For larger organizations, a multi-cloud approach doesn’t always come from strategic planning and trying to align everything to individual vendors to maximize purchasing power. Mergers and acquisitions have traditionally been cited (for example, in this article by Thoughtworks) as one of the drivers for multi-cloud. However, probably more common situations come from local or gray IT making localized choices and when departments or business units have a level of autonomy. While autonomy lends itself well to agility, it can present challenges, particularly when a local solution gains traction and gets broader adoption within the organization or is identified as not fully aligned with the wider organization’s compliance obligations.

Figure 1:  How a localized solution can evolve to need enterprise-level support

Bringing localized operational processes into the organization’s wider operations can be a source of tension. Operationally, the local team will be happy working with their tools, but specialist teams like security will use their tools to manage wider visibility and understand cause and effect. Not only that, but these other teams may also well be working on different clouds. Herein lies one of the many benefits of technologies that allow observability data to be routed to various tools (an aspect of Fluent Bit we’ll touch upon shortly).

Distributing the observability data can help resolve challenges by enabling different teams to use their preferred tooling. This tooling can be deployed in different clouds, with the corporate-wide/centralized capabilities typically hosted on strategic cloud platforms.

Cost Efficiencies

Regardless of how an organization has arrived at a multi-cloud situation, it needs to have an end-to-end understanding of its IT to recognize when there is an issue and what is cause and effect.

Central IT teams are often seen as an overhead, so there is constant pressure to do more with less. This can be from operational processes to security. Consequently, any improvements that make life quicker and easier are positive—from consolidating common observability tools and dashboards to enabling faster recognition of issues or identifying when to apply preventive actions. Fluent Bit, as we’ll see, can help simplify these challenges. But simply consolidating all our observability data from multiple clouds can be expensive; logs and traces can be voluminous, and metrics are often generated at high frequency. All of this creates network costs, particularly data egress, and even if we’re looking at cents per hour per service, it builds up quickly. So we need to find an effective strategy—another area Fluent Bit can help us with.

Fluent Bit

It is worth looking at the background of FLuent Bit to understand how it can help us, as this gives us insight into some of its important characteristics. Fluent Bit comes from the same CNCF project as Fluentd, and in the early years of Fluentd and as part of the CNCF landscape, it was very much the "little brother." Fluent Bit was ideal for the Internet of Things use cases with a very small footprint.
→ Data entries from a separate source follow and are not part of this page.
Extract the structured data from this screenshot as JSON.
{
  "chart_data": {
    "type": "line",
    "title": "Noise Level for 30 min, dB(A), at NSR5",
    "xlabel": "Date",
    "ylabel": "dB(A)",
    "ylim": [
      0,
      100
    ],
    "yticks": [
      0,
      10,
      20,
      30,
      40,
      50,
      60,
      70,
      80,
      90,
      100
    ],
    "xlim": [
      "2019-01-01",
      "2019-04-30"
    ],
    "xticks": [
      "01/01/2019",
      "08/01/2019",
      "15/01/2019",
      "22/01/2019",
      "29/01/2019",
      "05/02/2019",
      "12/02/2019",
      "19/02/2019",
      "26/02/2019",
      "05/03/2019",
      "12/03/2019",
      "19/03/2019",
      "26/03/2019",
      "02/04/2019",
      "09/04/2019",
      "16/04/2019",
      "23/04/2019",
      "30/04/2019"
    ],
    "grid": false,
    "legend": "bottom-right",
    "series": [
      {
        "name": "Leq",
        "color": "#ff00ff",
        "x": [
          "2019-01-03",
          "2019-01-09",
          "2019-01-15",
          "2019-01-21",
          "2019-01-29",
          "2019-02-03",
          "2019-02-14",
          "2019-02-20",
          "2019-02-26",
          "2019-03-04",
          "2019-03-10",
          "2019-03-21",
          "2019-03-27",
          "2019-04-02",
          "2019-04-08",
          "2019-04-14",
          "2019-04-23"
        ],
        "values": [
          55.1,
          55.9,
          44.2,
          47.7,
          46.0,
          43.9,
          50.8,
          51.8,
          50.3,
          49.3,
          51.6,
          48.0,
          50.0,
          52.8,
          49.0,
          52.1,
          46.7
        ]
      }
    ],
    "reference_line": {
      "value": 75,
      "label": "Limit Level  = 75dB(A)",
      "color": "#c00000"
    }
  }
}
It could gather logs and pass them on to be processed—often via its sibling. But Fluent Bit has stepped out from its sibling’s shadow in the last few years. This has been driven by the cloud-native focus on having smaller, more efficient executables. Fluent Bit is built with C and extensible using C,  Go, and WASM, both creating native binaries and being customizable using LuaJIT.

In addition to Fluent Bit’s extensibility, an approach of supporting commonly used standards has been influential. As a result, in addition to being conversant with Open Telemetry Protocol and being able to function as an Open Telemetry Collector, it can seamlessly interoperate with existing Fluentd deployments and has both compiled in "plugins" that allow data to be sourced and sent to many different types of endpoints from Log4J, Apache, and Nginx log files to outputs to Kafka, TensorFlow, and social notification channels.

These technologies are part of the reason why Fluent Bit’s early adoption was around the Internet of Things (IoT) use cases, as the code could be compiled to specialist hardware with a small, efficient footprint. As cloud-native and Kubernetes have pressed forward smaller, more efficient binaries (22MB on Windows compared to Fluentd’s 100MB) at scale, these performance benefits have yielded cost savings (particularly at hyperscale). However, the cloud has also been a great enabler for AI/ML as we can "time-share" large fleets of densely packed GPUs that can use Fluent Bit for monitoring.

It can act as a Prometheus agent and an OpenTelemetry collector for all signal types. It easily fits into a Kubernetes ecosystem, supports traditional environments, and seamlessly plugs in where we might have used Fluentd.

Fluent Bit provides a very adaptable single-agent substitute that can support the tools we need to interrogate and visualize what is happening. This means we can greatly simplify our agent deployment needs: deploying Fluent Bit removes the need to deploy Prometheus Agent, agents for gathering OS-level logs, OpenTelemetry collector, etc.

Fluent Bit’s capabilities allow us to transform events inflight to derive metrics from logs (e.g., how many errors per minute in a log stream) and convert log representation to the industry-standardized metrics or traces. The ability to perform such transformation allows teams to introduce new observability tools and techniques without creating significant disruption. For example, we can convert traces and metrics to logs if development teams are adopting the auto instrumentation of code at build time or using service meshes like Istio to generate trace data, but the core operational tooling hasn’t yet caught up to handle trace data. Conversely, legacy apps that no one wants to have changed can potentially have traces and metrics derived from their logs, giving more insights from an observability stack that can support such data.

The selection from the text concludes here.